Similarly, the multiplicative model calculates the forecasted value for each data point as the product of the baseline values, its trend, and the seasonality components.
Limitations of Holt-Winter’s Technique
In spite of giving the best forecasting result the Holt-Winter’s method still has certain shortcomings. One major limitation of this algorithm is the multiplicative feature of the seasonality. The issue of multiplicative seasonality is how the model performs when we have time frames with very low amounts. A time frame with a data point of 10 or 1 might have an actual difference of 9 but there is a relative difference of about 1000%, so the seasonality, which is expressed as a relative term could change drastically and should be taken care of of of when building the model.
Holt winter’s algorithm has wide areas of application. It is used in various business problems mainly because of two reasons one of which is its simple implementation approach and the other one is that the model will evolve as our business requirements change.

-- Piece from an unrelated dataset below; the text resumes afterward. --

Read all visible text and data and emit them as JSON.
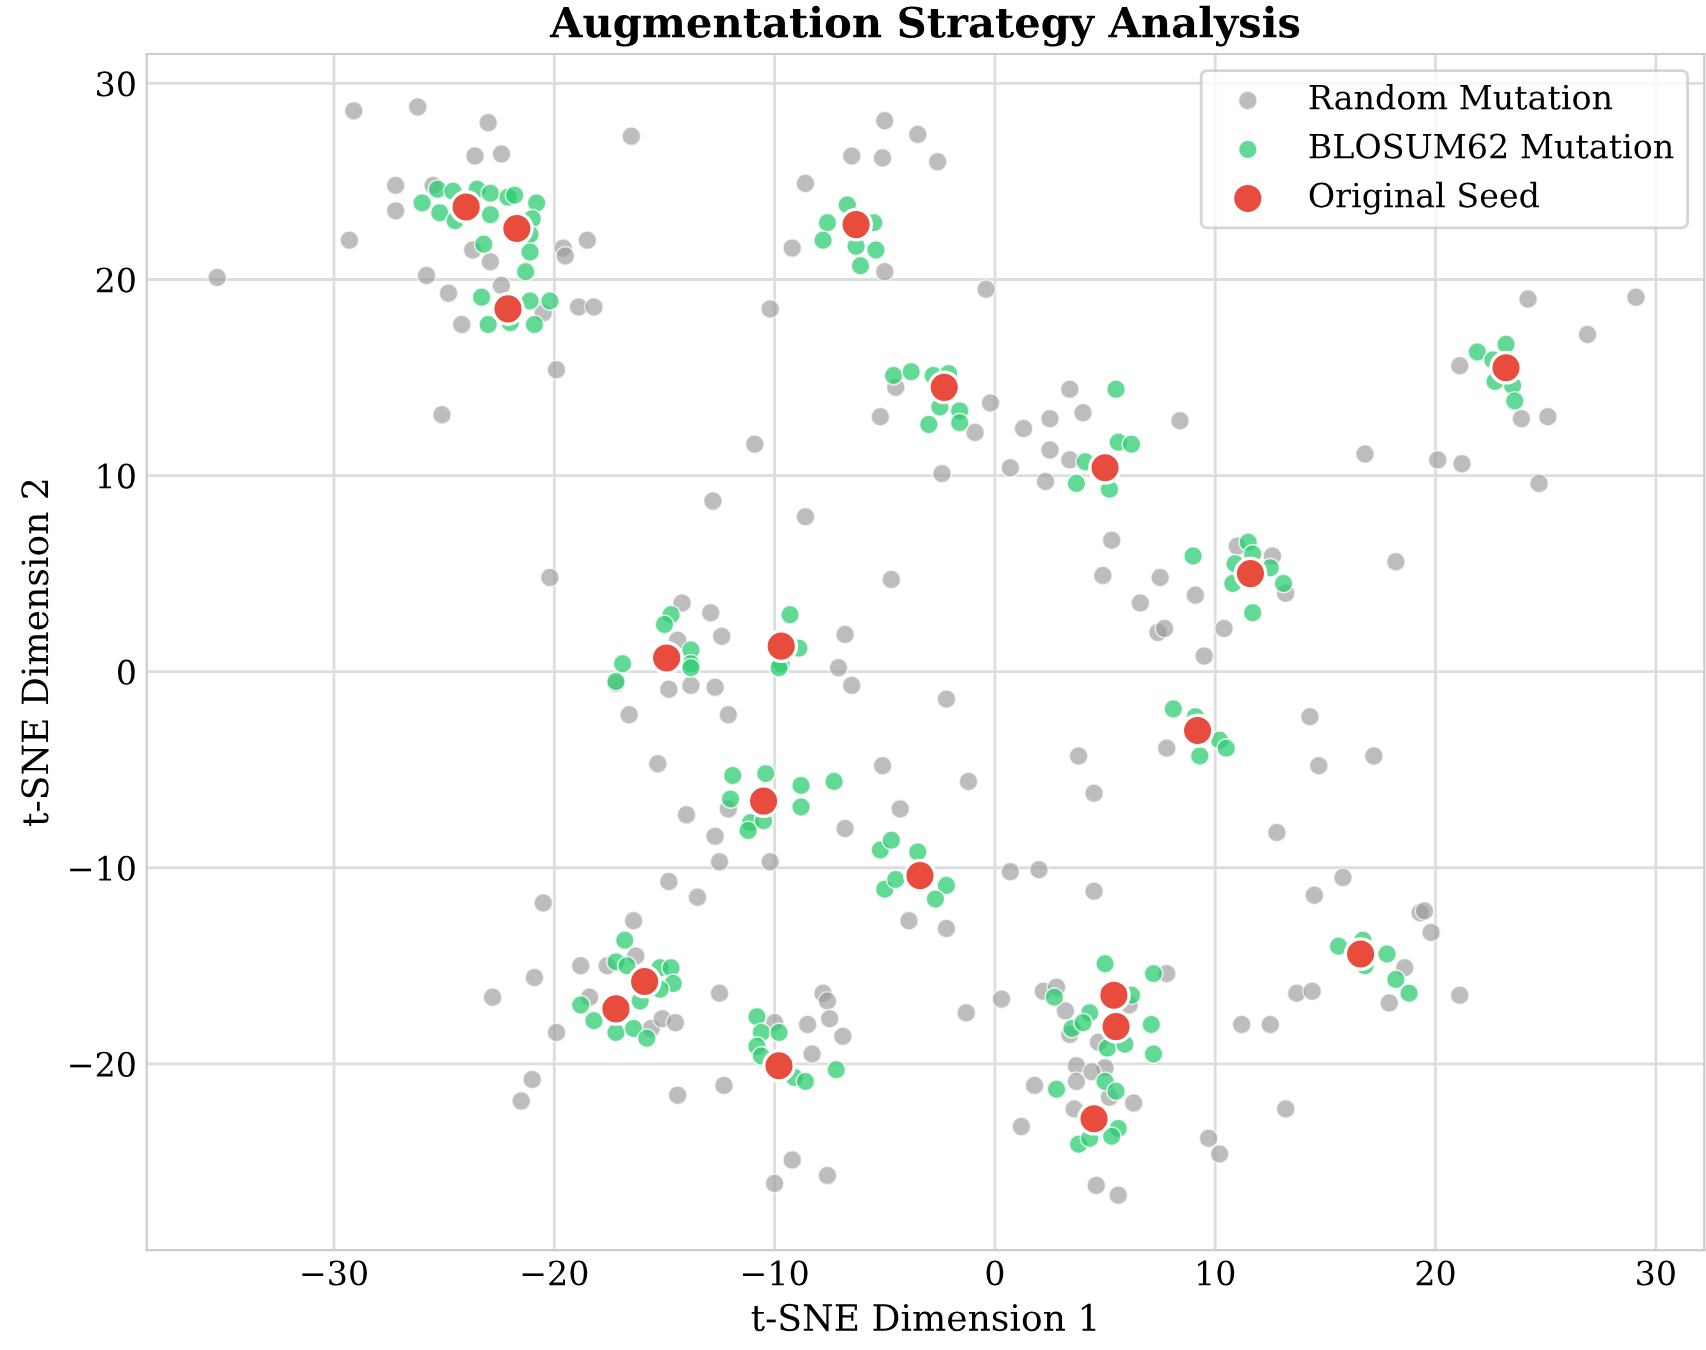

Holt Winter’s time series model is a very powerful prediction algorithm despite being one of the simplest models. It can handle the seasonality in the data set by just calculating the central value and then adding or multiplying it to the slope and seasonality, We just have to make sure to tune in the right set of parameters, and viola, we have the best fitting model. Always remember to check the efficiency of the model using the MAPE (mean absolute percentage error) value or the RMSE(Root mean squared error) value, and the accuracy may depend on the business problem and the data set available to train and test the model.